Nigerians and Kenyans are confident about growth in the market and expect their incomes to grow next year, this is according to a Standard Chartered commissioned survey targeting 7,000 emerging affluent consumers across seven of its markets.
“The majority of the people surveyed saw growth next year being good and when we looked at some of the African numbers, nine out of ten Nigerians, seven out of ten Kenyans expected to see their incomes grow next year,” said Razia Khan, Chief Economist Africa at Standard Chartered Bank.
Khan says what she found interesting especially considering where we are today considering China’s growth outlook and the correction in commodity prices, was how confident emerging markets are.
“There’s been a great deal of bearishness about emerging markets growth prospects, perhaps the big take away for me, from this survey was that when it comes to the emerging affluent in emerging markets themselves, they are remarkably confident about prospects,” said Khan.
Another interesting find is that buying property first is a priority for Kenyans followed by starting their own businesses.
“What was also interesting was to see the consistency of aspiration across the emerging affluent, regardless of the markets that they were living in,” said Khan.
“Whether we are considering the more developed market such as Hong Kong and Singapore, whether we are looking at the likes of China, Indonesia, India or even Kenya or Nigeria.”

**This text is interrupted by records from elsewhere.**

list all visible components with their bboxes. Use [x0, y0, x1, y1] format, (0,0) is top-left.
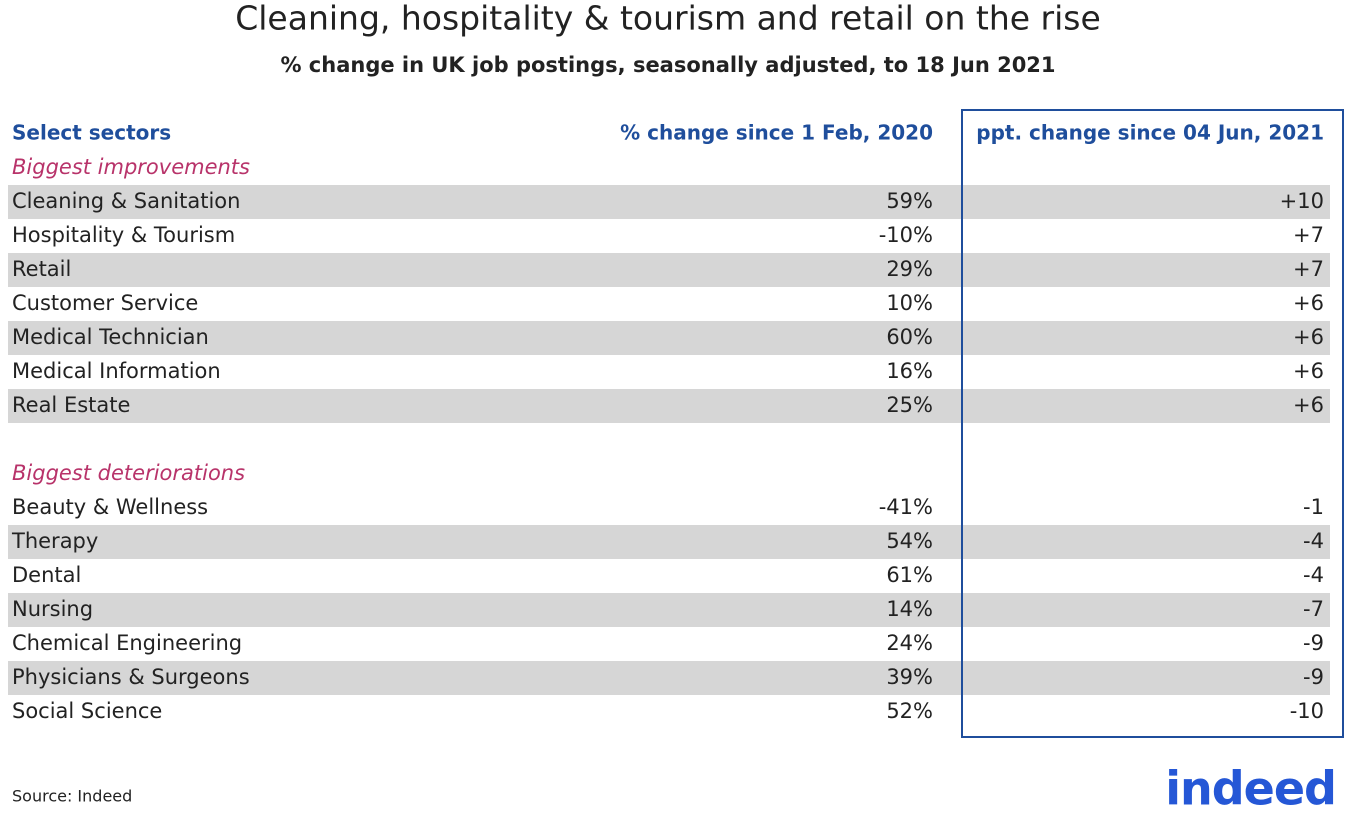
pct-change: 29%: [886, 257, 933, 281]
ppt-change: -7: [1303, 597, 1324, 621]
pct-change: 39%: [886, 665, 933, 689]
pct-change: 60%: [886, 325, 933, 349]
pct-change: 54%: [886, 529, 933, 553]
ppt-change: -9: [1303, 631, 1324, 655]
pct-change: -41%: [879, 495, 933, 519]
sector-name: Medical Technician: [12, 325, 209, 349]
pct-change: 10%: [886, 291, 933, 315]
sector-name: Physicians & Surgeons: [12, 665, 250, 689]
title: Cleaning, hospitality & tourism and reta…: [235, 0, 1101, 38]
sector-name: Beauty & Wellness: [12, 495, 208, 519]
highlight-box: [961, 109, 1344, 738]
ppt-change: +7: [1293, 223, 1324, 247]
source: Source: Indeed: [12, 787, 132, 806]
sector-name: Cleaning & Sanitation: [12, 189, 240, 213]
header: Select sectors: [12, 121, 171, 145]
ppt-change: -4: [1303, 563, 1324, 587]
ppt-change: +6: [1293, 393, 1324, 417]
ppt-change: +7: [1293, 257, 1324, 281]
ppt-change: -1: [1303, 495, 1324, 519]
pct-change: 16%: [886, 359, 933, 383]
row-band: [8, 525, 1330, 559]
sector-name: Nursing: [12, 597, 93, 621]
row-band: [8, 661, 1330, 695]
table-body: Biggest improvements Cleaning & Sanitatio…: [8, 155, 1330, 723]
ppt-change: +6: [1293, 325, 1324, 349]
sector-name: Chemical Engineering: [12, 631, 242, 655]
ppt-change: -10: [1290, 699, 1324, 723]
pct-change: 24%: [886, 631, 933, 655]
sector-name: Therapy: [11, 529, 98, 553]
pct-change: -10%: [879, 223, 933, 247]
section-label: Biggest improvements: [12, 155, 250, 179]
ppt-change: +6: [1293, 359, 1324, 383]
row-band: [8, 185, 1330, 219]
ppt-change: -9: [1303, 665, 1324, 689]
logo: indeed: [1165, 762, 1336, 816]
pct-change: 14%: [886, 597, 933, 621]
section-label: Biggest deteriorations: [12, 461, 245, 485]
sector-name: Social Science: [12, 699, 162, 723]
pct-change: 52%: [886, 699, 933, 723]
ppt-change: -4: [1303, 529, 1324, 553]
header: % change since 1 Feb, 2020: [620, 121, 933, 145]
row-band: [8, 389, 1330, 423]
row-band: [8, 321, 1330, 355]
sector-name: Dental: [12, 563, 81, 587]
sector-name: Customer Service: [12, 291, 198, 315]
row-band: [8, 253, 1330, 287]
row-band: [8, 593, 1330, 627]
pct-change: 59%: [886, 189, 933, 213]
header: ppt. change since 04 Jun, 2021: [976, 121, 1324, 145]
sector-name: Real Estate: [12, 393, 130, 417]
pct-change: 61%: [886, 563, 933, 587]
pct-change: 25%: [886, 393, 933, 417]
ppt-change: +10: [1280, 189, 1324, 213]
subtitle: % change in UK job postings, seasonally …: [280, 53, 1055, 77]
sector-name: Retail: [12, 257, 71, 281]
sector-name: Hospitality & Tourism: [12, 223, 235, 247]
sector-name: Medical Information: [12, 359, 221, 383]
ppt-change: +6: [1293, 291, 1324, 315]
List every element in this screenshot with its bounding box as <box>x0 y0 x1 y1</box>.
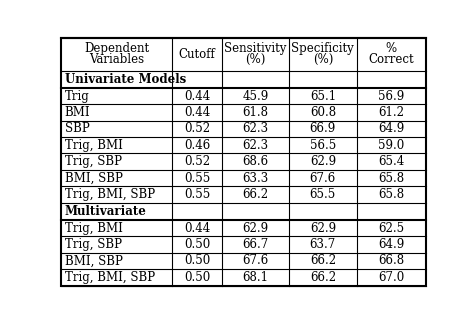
Text: BMI: BMI <box>65 106 91 119</box>
Text: Trig, SBP: Trig, SBP <box>65 155 122 168</box>
Text: %: % <box>386 42 397 55</box>
Text: 56.5: 56.5 <box>310 139 336 152</box>
Text: 66.9: 66.9 <box>310 122 336 136</box>
Text: Cutoff: Cutoff <box>179 48 215 61</box>
Text: BMI, SBP: BMI, SBP <box>65 172 123 185</box>
Text: 62.9: 62.9 <box>310 155 336 168</box>
Text: 59.0: 59.0 <box>378 139 404 152</box>
Text: Variables: Variables <box>89 53 144 66</box>
Text: 0.46: 0.46 <box>184 139 210 152</box>
Text: 60.8: 60.8 <box>310 106 336 119</box>
Text: (%): (%) <box>245 53 265 66</box>
Text: Trig, BMI, SBP: Trig, BMI, SBP <box>65 271 155 284</box>
Text: SBP: SBP <box>65 122 90 136</box>
Text: Trig, BMI: Trig, BMI <box>65 139 123 152</box>
Text: Sensitivity: Sensitivity <box>224 42 286 55</box>
Text: 64.9: 64.9 <box>378 122 404 136</box>
Text: 0.44: 0.44 <box>184 222 210 235</box>
Text: 0.44: 0.44 <box>184 90 210 103</box>
Text: 0.55: 0.55 <box>184 188 210 201</box>
Text: 64.9: 64.9 <box>378 238 404 251</box>
Text: 67.6: 67.6 <box>310 172 336 185</box>
Text: Dependent: Dependent <box>84 42 149 55</box>
Text: 68.1: 68.1 <box>242 271 268 284</box>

Nigerians appear to prioritise saving, the survey showed that they expected to put aside a larger portion of their income towards savings compared to the other surveyed countries in the next 12 months.
Khan agrees that confidence is an important driver for an economy so if people are confident they then make confident decisions in the market somewhat resulting in a self-fulfilling prophecy.
The report however did relay slightly more subdued confidence levels in Kenya compared to the other sampled markets.
“In Kenya’s case the issue of insecurity is of course something that has understandably weighed in confidence but for the most part we were seeing a picture of a great deal of optimism around future prospects,” said Khan.
The survey targeted 7,000 emerging affluent consumers across seven of its markets – Hong Kong, China, India, Indonesia, Kenya, Nigeria and Singapore.
“What the consumers from these very economies are telling us is that they are confident about the near term mostly, confident about being able to achieve their own ambitions and their own wealth and savings goals over the next five to ten years and that has got to be a significant driver in terms of the growth outcomes that we eventually see,” said Khan.